O Panóptico organiza espaços que permitem ver, sem ser
vistos, portanto, uma garantia de ordem. Assim, a vigilância torna-se permanente
nos seus efeitos, mesmo que não fosse na sua acção. Mais importante do que
vigiar o prisioneiro o tempo inteiro, era que o mesmo se soubesse vigiado.
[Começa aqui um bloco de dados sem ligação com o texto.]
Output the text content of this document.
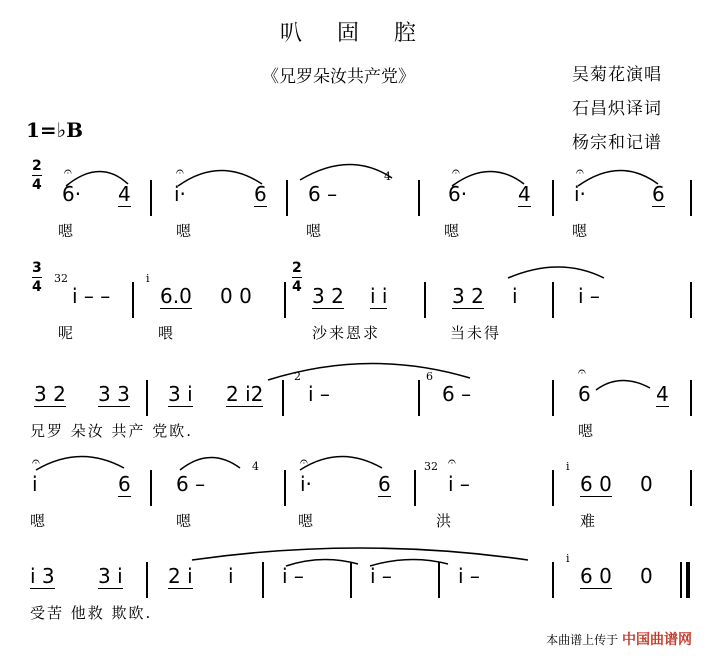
叭 固 腔
《兄罗朵汝共产党》	吴菊花演唱
石昌炽译词
杨宗和记谱
1=♭B
2
4
𝄐
6· 4
𝄐
i·	6 6 –
4	𝄐
6·	4
𝄐
i·	6
嗯	嗯	嗯	嗯	嗯
3
4
2
4
32
i – –
i
6.0 0 0	3 2 i i	3 2 i	i –
呢	喂	沙来恩求	当未得
3 2 3 3 3 i 2 i2
2
i –
6
6 –
𝄐
6	4
兄罗 朵汝 共产 党欧.	嗯
𝄐
i	6 6 –
4	𝄐
i·	6
32 𝄐
i –
i
6 0 0
嗯	嗯	嗯	洪	难
i 3 3 i 2 i i i –	i –	i –
i
6 0 0
受苦 他救 欺欧.
本曲谱上传于 中国曲谱网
Logo,
não era finalidade do Panóptico fazer com que as pessoas fossem punidas, mas que
nem tivessem a oportunidade para cometer o mal, pois sentiriam-se mergulhadas,
imersas num campo de visibilidade.
Em suma, o Panóptico desfaz a necessidade de combater a
violência física com outra violência física, combatendo-a antes, com mecanismos
de ordem psicológica.
A essência do Panóptico reside na centralidade da situação
de inspecção, ou na construção, sem duvida ficcional, de uma espécie de
"inspector central", omnipotente, omnipresente e, principalmente,
omnividente.
O Panóptico (...) tem seu principio não tanto numa pessoa como
numa certa distribuição concertada dos corpos, das superfícies, das luzes, dos
olhares; numa aparelhagem cujos mecanismos internos, produzem a relação na qual
se encontram presos os indivíduos (...) Pouco importa, consequentemente, quem
exerce o poder. Um indivíduo qualquer, quase tomado ao acaso, pode fazer
funcionar a máquina: na falta do director, sua família, os que o cercam, seus
amigos, suas visitas, até seus criados (...) Quanto mais numerosos esses
observadores anónimos e passageiros, tanto mais aumentam para o prisioneiro o
risco de ser surpreendido e a consciência inquieta de ser
observado.
Foucault, (1997), pag:167
Quem está submetido a um campo de visibilidade, e sabe
disso, retoma por sua conta as limitações do poder; fá-las funcionar
espontaneamente sobre si mesmos; inscreve em si a relação de poder na qual ele
desempenha simultaneamente os dois papeis: torna-se o princípio da sua própria
sujeição.
Foucault, (1997), pag:168
O Panóptico (...) deve ser compreendido como um modelo
generalizável de funcionamento; uma maneira de definir as relações de poder com
a vida quotidiana dos homens. Bentham sem duvida o apresenta como uma
instituição particular, bem fechada em si mesma. muitas vezes se fez dele uma
utopia do encarceramento perfeito.
Foucault, (1997), pág:169
Para Bentham, qualquer punição deve ser encarada antes de
tudo como espectáculo; importa menos o seu efeito sobre quem é castigado, do que
as impressões que recebem todos aqueles que vêem o castigo ou que dele são
informados.
Na sua prisão panóptica, ocasionalmente se escutavam gritos
horríveis - só que não de prisioneiros, mas de pessoas contratadas
exclusivamente para semelhante propósito. A punição aparente, fictícia,
produziria um bem para todos - a ordem, a disciplina - ao mesmo tempo que não
produzia nenhum mal, exactamente porque o "mal" produzido teria sido
forjado.
Todo o Panóptico, na verdade, é estruturado como uma
ficção. É precisamente a aparente omnipresença do inspector que sustenta a
perfeita disciplina no Panóptico, controlando os movimentos de transgressão
entre os internos. Entretanto, como a omnipresença não pode ser um atributo
humano, resta forjá-la, simulá-la, quer por rondas aleatórias, quer pela
arquitectura do lugar, que permite a cada um dentro das celas ser facilmente
visto, ao mesmo tempo em que dificilmente vê quem o vê.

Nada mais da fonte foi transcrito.